Batte la crisi
È una bella sfida per Alessandro Fedrigoni, una laurea in ingegneria cartaria a Monaco di Baviera, presidente e nipote del fondatore del gruppo veronese che ha 126 anni di storia. Ma ben calcolata. Il settore della carta a livello mondiale vale un fatturato di 400 miliardi che nell’ultimo quinquennio si è eroso del 4% l’anno. Colpa del calo dei consumi, delle difficoltà dell’editoria e della diminuzione di pubblicità e cataloghi. Nomi blasonati come Burgo e Pigna stanno del resto vivendo momenti difficili, tra debito elevato e costi insostenibili.

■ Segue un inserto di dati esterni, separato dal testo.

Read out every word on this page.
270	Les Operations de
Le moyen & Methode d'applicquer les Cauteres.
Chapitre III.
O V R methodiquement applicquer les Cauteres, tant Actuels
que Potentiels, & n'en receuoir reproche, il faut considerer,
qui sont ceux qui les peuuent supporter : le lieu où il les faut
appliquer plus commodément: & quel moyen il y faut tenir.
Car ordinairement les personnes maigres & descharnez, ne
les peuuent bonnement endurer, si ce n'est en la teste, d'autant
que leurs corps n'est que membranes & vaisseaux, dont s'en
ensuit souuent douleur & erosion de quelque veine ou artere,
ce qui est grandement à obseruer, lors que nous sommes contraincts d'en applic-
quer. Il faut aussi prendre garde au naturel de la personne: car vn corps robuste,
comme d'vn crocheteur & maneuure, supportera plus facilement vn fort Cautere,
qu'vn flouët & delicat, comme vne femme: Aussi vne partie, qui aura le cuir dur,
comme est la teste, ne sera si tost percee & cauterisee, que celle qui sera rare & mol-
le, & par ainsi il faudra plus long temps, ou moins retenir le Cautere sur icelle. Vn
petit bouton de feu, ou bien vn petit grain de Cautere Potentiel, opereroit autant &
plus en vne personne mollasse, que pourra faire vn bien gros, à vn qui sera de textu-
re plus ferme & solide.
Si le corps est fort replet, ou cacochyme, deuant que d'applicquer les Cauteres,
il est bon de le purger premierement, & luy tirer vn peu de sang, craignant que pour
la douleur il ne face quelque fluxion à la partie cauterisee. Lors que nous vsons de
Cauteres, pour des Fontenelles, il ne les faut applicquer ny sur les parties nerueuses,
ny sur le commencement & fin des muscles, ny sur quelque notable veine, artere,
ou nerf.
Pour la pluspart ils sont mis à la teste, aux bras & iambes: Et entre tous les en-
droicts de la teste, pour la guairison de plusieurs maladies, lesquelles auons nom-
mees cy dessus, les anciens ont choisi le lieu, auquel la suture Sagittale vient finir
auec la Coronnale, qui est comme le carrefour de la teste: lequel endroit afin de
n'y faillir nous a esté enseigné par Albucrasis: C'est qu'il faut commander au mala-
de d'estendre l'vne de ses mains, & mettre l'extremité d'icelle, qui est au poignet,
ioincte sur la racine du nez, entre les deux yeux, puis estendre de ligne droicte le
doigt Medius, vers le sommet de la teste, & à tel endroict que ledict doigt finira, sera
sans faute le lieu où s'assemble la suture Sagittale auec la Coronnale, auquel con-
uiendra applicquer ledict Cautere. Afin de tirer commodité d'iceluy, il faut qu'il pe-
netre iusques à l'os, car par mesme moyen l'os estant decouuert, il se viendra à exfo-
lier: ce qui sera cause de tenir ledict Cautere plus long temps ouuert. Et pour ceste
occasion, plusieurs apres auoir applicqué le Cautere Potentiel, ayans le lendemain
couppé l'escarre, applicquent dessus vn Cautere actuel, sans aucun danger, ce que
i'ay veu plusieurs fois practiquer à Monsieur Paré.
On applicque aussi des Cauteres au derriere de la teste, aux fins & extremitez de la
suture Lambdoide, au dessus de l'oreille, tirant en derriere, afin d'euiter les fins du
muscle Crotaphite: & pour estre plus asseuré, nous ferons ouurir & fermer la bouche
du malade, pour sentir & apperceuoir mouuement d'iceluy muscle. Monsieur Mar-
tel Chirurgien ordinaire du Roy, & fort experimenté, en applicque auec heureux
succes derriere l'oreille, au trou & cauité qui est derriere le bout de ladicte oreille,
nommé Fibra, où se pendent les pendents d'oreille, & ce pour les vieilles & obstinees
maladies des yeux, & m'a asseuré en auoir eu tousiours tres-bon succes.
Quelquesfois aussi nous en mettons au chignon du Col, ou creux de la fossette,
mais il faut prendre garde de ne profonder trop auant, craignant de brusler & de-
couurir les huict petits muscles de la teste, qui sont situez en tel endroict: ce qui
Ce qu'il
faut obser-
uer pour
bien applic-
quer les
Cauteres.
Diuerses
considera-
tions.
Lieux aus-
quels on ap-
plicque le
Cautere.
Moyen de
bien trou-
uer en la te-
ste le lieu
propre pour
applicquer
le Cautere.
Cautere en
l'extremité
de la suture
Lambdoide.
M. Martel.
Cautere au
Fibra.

Fedrigoni ha invece battuto la crisi. Dal 2007 il giro d’affari è cresciuto del 30% fino agli oltre 810 milioni dell’esercizio scorso, che chiuderà con un ebitda che si stima in crescita rispetto agli 88 milioni del 2012, debiti netti più che dimezzati rispetto ai 220 di tre anni fa e un ritorno sul capitale investito pari al 20%. Merito del taglio di costi energetici e al consumo d’acqua, mai della manodopera. Ma anche di lungimiranza e scelte strategiche.
Stampa euro e rupie
Qualche esempio? Fedrigoni è uno dei pochi fornitori della Bce per la stampa dell’euro, ma produce anche rupie, yuan fino alle carte per assegni e passaporti, grazie a un concentrato di tecnologie con fili metallici, filigrane e ologrammi realizzati a Fabriano dalle Cartiere Miliani, rilevate dieci anni fa dal Poligrafico dello Stato e che si apprestano a celebrare i 750 anni di vita. È un’attività che fa della multinazionale una delle prime realtà in Europa nelle carte speciali.
Se il progetto Borsa andrà in porto, Piazza Affari ospiterà un altro nome di rango dell’industria cartaria, dopo il delisting di Burgo. Il momento è positivo secondo il mercato, perché gli investitori sono tornati a scommettere sul manifatturiero. Quello che esporta, come nel caso di Verona che vende all’estero il 70%. Nel 2011 l’Ipo prevedeva di classare il 35% con una Opvs, cioè in parte con vendita di azioni e in parte in sottoscrizione, con una capitalizzazione teorica stimata in ben oltre 800 milioni.
Questo il passato. Da allora i titoli dei concorrenti hanno preso fiato sui listini. Dai finlandesi di Stora Enso e Upm alla cinese Shandong chenming il cui rapporto tra valore d’impresa ed ebitda è addirittura pari a nove volte. A Verona si è così deciso di sondare di nuovo umori e prospettive del mercato.
Ci vuole taglia
Ma non è il solo motivo. Fedrigoni cresce e fa profitti, ha 11 impianti (nove in Italia, due tra Spagna e Brasile), 2 mila addetti e clienti globali, ma è ancora piccola rispetto ai suoi omologhi in Nord Europa , Cina e Sudafrica (Sappi), più grandi anche di dieci volte.
Per stare in gara e cogliere occasioni servono risorse. Senza contare che farebbe gioco avere azioni quotate nell’ambito di eventuali aggregazioni. La struttura societaria è pronta. La famiglia, nome di spicco dell’imprenditoria locale, ha concluso un riassetto che ha concentrato il business nella Fedrigoni spa. Così ridisegnata ha tutti gli ingredienti per sbarcare in Borsa con produzioni di carta per stampa, banconote e sicurezza, etichette (i grandi nomi di vino e champagne «vestono» Fedrigoni) e packaging per i marchi del lusso. Dipenderà dalla direzione dei venti sui listini.